The correspondence theory of truth is the dominant model of how we claim to know something. In this model it is assumed that the world out there exists independently of what I think about the world. Through my observations of the world out there I come into a relationship with the world and the name of that relationship is “knowledge.” Kasulis points to Galileo and his “discovery” of Jupiter’s moons to illustrate this relationship. There are three parts to this externalized relationship:

  1. (A) The preexisting reality (those moons were there long before Galileo was thinking about them)
  2. (B) Galileo had a theory that they might exist because he observed something strange when he looked at Jupiter through his low-quality telescope
  3. (R) the verification testing (the mathematics of orbits) that confirmed his idea—thus we say he “discovered” knowledge of the moons.

With this model of knowledge it is assumed that anybody, properly positioned will be able to have the same knowledge about the reality of the world around them. But that’s not really how the entirety of the world works.

Consider the concept of the “painter’s painter,” this figure that often goes unsung for decades or more and then suddenly bursts onto the stage with significant gravitas. How does someone come to be understood as a “painter’s painter”? The answer is that painters have a common practice and it is through this common practice among painters that they come to judge the quality of their peers’ works and deem some of their peers to be truly exceptional, “a painter’s painter.”

Kasulis uses the example of the Olympic diving judge. He asks us to consider how it is possible that judges of sports like diving come to agree on the scores they assign to competitors? As he points out, these scores are spontaneous assessments and often there is significant agreement in the scores (it’s rare that an athlete gets three scores of 7 and then one person gives the athlete a 2). These judges don’t convene and compromise or come to a consensus through discussion, yet they each appear to have arrived at a common understanding.

Kasulis argues that this is the case because these judges (or in our case, painters) don’t use a correspondence theory of truth. Instead, our judges are demonstrating the assimilation theory of truth. In this model, what is knowable is a matter of interrelating between a person and the world. The knowledge one gains is acquired through practice. Kasulis names this “assimilation” because of the term’s meaning in physiology: assimilation in that context refers to the way in which organisms gain nourishment from the food it consumes. Those nutrients from the world out there become actually in-corporated. It becomes part of their body.
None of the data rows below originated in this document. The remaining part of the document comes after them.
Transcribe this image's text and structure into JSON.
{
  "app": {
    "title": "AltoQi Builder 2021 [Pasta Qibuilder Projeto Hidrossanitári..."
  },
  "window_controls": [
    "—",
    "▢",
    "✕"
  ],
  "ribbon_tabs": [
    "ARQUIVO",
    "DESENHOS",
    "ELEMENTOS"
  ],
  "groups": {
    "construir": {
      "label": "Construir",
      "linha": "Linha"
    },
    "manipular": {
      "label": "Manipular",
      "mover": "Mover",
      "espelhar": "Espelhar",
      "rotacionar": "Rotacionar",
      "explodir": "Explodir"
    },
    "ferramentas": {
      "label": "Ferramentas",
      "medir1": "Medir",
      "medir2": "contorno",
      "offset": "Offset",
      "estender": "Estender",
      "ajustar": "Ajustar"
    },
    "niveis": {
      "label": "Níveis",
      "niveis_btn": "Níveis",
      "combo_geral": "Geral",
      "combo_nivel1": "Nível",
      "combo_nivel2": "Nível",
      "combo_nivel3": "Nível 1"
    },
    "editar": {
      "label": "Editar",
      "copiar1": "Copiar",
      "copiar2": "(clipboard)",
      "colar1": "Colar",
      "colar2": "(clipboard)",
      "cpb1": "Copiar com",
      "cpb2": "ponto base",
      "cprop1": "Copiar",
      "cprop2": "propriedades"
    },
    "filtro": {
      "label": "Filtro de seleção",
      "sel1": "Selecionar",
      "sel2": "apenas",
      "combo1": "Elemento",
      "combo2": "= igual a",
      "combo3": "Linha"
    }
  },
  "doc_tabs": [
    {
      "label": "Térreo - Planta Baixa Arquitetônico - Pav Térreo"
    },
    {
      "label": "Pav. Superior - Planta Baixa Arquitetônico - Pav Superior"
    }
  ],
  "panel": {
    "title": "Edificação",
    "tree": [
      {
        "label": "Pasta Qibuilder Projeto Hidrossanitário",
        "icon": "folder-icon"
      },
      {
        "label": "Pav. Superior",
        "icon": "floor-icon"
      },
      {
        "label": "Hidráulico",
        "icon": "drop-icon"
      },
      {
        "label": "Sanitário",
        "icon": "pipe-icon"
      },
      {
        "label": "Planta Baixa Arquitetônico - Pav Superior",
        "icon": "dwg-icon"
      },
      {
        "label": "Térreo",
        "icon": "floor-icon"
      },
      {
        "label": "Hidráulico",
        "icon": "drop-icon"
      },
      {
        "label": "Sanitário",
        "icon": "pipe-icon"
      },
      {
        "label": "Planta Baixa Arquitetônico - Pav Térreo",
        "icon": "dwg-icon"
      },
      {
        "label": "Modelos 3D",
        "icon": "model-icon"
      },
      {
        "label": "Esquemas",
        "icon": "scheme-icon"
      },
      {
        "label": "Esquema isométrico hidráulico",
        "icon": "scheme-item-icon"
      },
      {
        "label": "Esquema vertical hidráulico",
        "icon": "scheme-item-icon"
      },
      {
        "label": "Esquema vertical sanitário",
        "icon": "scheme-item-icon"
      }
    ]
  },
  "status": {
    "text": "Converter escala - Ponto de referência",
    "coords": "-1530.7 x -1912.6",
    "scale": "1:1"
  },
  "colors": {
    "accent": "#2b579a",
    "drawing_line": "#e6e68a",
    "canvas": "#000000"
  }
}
So is it with expert judges, especially of performance-activities like dance or painting. Expertise in these domains is a matter of coming to embody the knowledge one has gained by practicing the materials and techniques over and over again until these become a second nature. In this model of knowledge-making, we find ourselves transformed by what we learn and the world itself becomes transformed by our relationship with it. Critically, this knowledge is not contained only within the individual, but is a communal knowledge. This communal knowledge is exercised through specialized language that communicates to the initiated that they have a common body of knowledge, and also serves to delimit the boundaries of the community. If you don’t understand the word we’re using, it’s because you don’t belong among us. This is literally how code switching functions.